Además, se avanzó en cuanto a la finalidad de los órganos, si se quiere que sean donados para ser implantados en otros seres humanos, o bien, si se prefiere que sean donados para investigación de la comunidad científica y médica local.

El INCUNCAI es el organismo que administra, coordina e impulsa los trasplantes.

En 2022, 4.024 pacientes en lista de espera recibieron un trasplante de órganos y córneas, lo que significó un incremento del 24 por ciento en la cantidad de trasplantes con respecto a 2021. Del total, 1.985 recibieron un trasplante de órganos, siendo 1.681 de donantes fallecidos y 304 de donantes vivos. El ranking es liderado por el de córneas (2.039), y le siguen los renales (1.367), hepáticos (422), cardíacos (107), renopancreáticos (35) y pulmonares (32). Vale destacar que entre los pacientes que recibieron un trasplante, 328 fueron pediátricos –menores de 18 años–, de los cuales 207 recibieron un trasplante de órganos, y 121 de córneas.

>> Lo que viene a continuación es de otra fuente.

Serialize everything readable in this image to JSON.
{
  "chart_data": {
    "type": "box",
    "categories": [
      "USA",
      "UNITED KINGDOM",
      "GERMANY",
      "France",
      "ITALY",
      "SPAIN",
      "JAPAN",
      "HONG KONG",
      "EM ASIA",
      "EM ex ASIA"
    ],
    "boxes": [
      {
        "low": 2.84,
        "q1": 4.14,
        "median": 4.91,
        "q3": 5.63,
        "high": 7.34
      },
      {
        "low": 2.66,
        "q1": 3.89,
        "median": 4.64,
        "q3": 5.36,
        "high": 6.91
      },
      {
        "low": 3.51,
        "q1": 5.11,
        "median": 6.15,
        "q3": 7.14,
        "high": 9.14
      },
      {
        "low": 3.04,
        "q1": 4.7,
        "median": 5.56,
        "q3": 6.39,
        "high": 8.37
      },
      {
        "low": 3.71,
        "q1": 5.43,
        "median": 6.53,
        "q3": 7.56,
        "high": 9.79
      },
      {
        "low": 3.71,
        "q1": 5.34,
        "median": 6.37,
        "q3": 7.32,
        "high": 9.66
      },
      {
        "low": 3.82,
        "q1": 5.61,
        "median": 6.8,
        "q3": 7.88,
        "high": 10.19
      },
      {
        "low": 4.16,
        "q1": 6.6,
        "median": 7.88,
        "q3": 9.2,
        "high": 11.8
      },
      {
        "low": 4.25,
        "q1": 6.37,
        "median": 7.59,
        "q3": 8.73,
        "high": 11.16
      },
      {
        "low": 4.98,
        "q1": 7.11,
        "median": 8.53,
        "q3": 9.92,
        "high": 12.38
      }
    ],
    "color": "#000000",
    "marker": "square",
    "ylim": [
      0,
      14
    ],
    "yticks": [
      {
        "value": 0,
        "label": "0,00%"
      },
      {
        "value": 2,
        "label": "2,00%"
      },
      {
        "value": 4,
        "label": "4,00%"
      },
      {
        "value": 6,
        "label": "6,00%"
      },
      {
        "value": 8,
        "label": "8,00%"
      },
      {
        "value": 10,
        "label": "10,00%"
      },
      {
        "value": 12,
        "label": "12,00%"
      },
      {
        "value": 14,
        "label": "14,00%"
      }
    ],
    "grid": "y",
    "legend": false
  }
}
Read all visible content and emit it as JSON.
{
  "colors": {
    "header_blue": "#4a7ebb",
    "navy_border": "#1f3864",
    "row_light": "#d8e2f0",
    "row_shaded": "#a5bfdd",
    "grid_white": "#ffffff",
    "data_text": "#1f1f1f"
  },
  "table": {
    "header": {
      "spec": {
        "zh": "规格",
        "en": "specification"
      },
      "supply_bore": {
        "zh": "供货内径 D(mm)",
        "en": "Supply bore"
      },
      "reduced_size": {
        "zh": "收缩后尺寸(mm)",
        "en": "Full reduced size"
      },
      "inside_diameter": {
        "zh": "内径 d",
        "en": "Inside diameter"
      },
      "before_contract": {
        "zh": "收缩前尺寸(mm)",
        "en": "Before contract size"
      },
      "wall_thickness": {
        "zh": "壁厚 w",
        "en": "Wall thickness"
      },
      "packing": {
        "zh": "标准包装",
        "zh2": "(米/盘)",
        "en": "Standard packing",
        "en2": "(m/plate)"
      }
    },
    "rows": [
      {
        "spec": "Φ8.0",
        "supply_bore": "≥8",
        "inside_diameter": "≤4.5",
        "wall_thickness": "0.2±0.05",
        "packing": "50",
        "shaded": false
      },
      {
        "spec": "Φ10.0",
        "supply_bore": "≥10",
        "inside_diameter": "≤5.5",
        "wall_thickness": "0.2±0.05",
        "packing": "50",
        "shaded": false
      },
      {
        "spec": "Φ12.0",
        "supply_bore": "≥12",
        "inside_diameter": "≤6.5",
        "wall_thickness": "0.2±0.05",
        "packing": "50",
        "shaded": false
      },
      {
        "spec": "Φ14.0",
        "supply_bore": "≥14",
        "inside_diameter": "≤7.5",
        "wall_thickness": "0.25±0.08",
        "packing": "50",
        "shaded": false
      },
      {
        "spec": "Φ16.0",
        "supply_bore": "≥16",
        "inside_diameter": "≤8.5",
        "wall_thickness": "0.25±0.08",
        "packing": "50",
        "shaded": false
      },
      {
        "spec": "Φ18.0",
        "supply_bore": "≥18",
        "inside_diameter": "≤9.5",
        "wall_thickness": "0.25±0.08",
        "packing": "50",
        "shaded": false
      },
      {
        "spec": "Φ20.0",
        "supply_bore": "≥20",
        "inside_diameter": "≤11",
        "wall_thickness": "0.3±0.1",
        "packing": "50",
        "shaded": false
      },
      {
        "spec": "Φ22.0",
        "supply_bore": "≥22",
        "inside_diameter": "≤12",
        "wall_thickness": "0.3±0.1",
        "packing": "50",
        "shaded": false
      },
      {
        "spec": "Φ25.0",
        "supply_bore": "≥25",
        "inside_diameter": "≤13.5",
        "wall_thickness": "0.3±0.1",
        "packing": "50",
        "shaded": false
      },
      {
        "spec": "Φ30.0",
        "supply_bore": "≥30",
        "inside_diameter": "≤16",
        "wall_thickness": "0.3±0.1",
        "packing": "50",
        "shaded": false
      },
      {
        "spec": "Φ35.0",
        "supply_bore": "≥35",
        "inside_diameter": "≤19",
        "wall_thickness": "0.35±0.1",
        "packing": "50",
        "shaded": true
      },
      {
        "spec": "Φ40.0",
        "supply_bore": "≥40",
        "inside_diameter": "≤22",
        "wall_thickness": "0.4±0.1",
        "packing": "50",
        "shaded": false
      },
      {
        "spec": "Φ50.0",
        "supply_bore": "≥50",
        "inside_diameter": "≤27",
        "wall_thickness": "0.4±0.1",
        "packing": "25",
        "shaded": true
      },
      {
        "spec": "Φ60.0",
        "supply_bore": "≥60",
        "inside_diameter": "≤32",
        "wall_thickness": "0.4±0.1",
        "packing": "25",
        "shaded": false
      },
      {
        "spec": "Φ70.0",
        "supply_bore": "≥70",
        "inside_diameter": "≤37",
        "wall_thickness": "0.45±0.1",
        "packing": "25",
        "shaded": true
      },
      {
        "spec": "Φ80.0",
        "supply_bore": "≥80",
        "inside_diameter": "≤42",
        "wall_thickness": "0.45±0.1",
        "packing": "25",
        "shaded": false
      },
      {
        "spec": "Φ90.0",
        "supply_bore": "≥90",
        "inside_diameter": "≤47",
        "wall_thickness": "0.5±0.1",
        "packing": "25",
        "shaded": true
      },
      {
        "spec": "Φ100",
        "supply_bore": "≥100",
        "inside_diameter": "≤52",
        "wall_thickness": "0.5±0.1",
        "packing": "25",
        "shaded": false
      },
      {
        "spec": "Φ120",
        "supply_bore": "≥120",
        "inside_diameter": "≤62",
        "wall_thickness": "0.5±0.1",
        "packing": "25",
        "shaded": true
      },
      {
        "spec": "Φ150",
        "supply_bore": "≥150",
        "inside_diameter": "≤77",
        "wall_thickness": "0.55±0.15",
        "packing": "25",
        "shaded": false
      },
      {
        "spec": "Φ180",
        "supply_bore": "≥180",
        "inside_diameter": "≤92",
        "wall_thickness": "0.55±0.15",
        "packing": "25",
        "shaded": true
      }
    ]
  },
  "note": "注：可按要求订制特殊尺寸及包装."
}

En el presente, Argentina se ubica como una referencia en el campo de la procuración de órganos para trasplante. Esa conquista fue posible gracias a las capacidades científicas instaladas, a la calidad de los profesionales de la salud que tiene el país y a una Ley como la Justina que llegó para garantizar derechos.

El origen

La ley adoptó el nombre en homenaje a Justina Lo Cane, quien falleció en 2017 tras permanecer en lista de espera durante cuatro meses en la Fundación Favaloro. Su caso movilizó a la sociedad y finalmente el 30 de mayo de 2018 se aprobó por unanimidad la nueva legislación en el Senado.